A-CHESS, for example, is an app developed by researchers at the University of Wisconsin, which functions as continuing relapse prevention support for those recovering from alcoholism after they complete treatment. For example, it includes a GPS warning system that sounds an alarm when the user is near at-risk locations, such as a bar – and if they go near, they will be asked if they need an immediate Facetime conversation with a counselor.
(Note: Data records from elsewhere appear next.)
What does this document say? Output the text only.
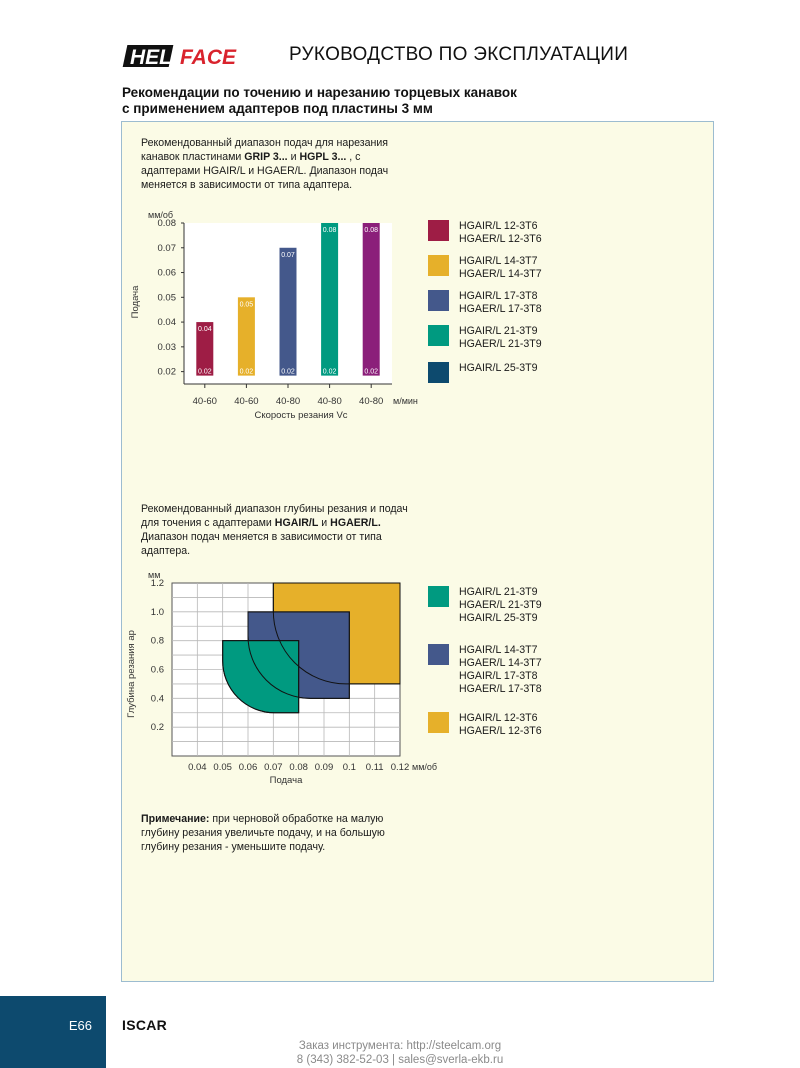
HELI FACE	РУКОВОДСТВО ПО ЭКСПЛУАТАЦИИ
Рекомендации по точению и нарезанию торцевых канавок
с применением адаптеров под пластины 3 мм
Рекомендованный диапазон подач для нарезания канавок пластинами GRIP 3... и HGPL 3... , с адаптерами HGAIR/L и HGAER/L. Диапазон подач меняется в зависимости от типа адаптера.
0.02
0.03
0.04
0.05
0.06
0.07
0.08
0.04
0.02
40-60
0.05
0.02
40-60
0.07
0.02
40-80
0.08
0.02
40-80
0.08
0.02
40-80
мм/об
Подача
м/мин
Скорость резания Vc
HGAIR/L 12-3T6
HGAER/L 12-3T6
HGAIR/L 14-3T7
HGAER/L 14-3T7
HGAIR/L 17-3T8
HGAER/L 17-3T8
HGAIR/L 21-3T9
HGAER/L 21-3T9
HGAIR/L 25-3T9
Рекомендованный диапазон глубины резания и подач для точения с адаптерами HGAIR/L и HGAER/L. Диапазон подач меняется в зависимости от типа адаптера.
0.04 0.05 0.06 0.07 0.08 0.09 0.1 0.11 0.12
0.2
0.4
0.6
0.8
1.0
1.2
мм
Глубина резания ар
мм/об
Подача
HGAIR/L 21-3T9
HGAER/L 21-3T9
HGAIR/L 25-3T9
HGAIR/L 14-3T7
HGAER/L 14-3T7
HGAIR/L 17-3T8
HGAER/L 17-3T8
HGAIR/L 12-3T6
HGAER/L 12-3T6
Примечание: при черновой обработке на малую глубину резания увеличьте подачу, и на большую глубину резания - уменьшите подачу.
E66	ISCAR
Заказ инструмента: http://steelcam.org
8 (343) 382-52-03 | sales@sverla-ekb.ru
Other provisions include a panic button, relaxation strategies, and motivational reminders. It’s also evidence-based – a study found that A-CHESS users reported fewer risky drinking days, and had a higher likelihood of consistent abstinence from alcohol. A-CHESS is available for Android.
recoveryBox is an iOS app that promotes accountability in recovery – but for a wide range of addictions. Users are able to customize the app to their specific addiction, and track their daily accountability. Green, red, and yellow lights serve as indicators that activities or actions either support recovery or are relapse risks.
In addition, the app allows the user to enter treatment goals, monitor relapse triggers, and track 12-step progress.
Sober Grid is another recovery-assisting app, that according to the description “puts a free peer support network right in your pocket to aid you in your recovery.” It allows users to build a network of supportive peers, also in recovery, and helps them to connect with other sober peers in the area.
The app also allows the user to remain anonymous, and the network is global – thus, it could be a great help when traveling.
Sober Grid is available for iOS and Android.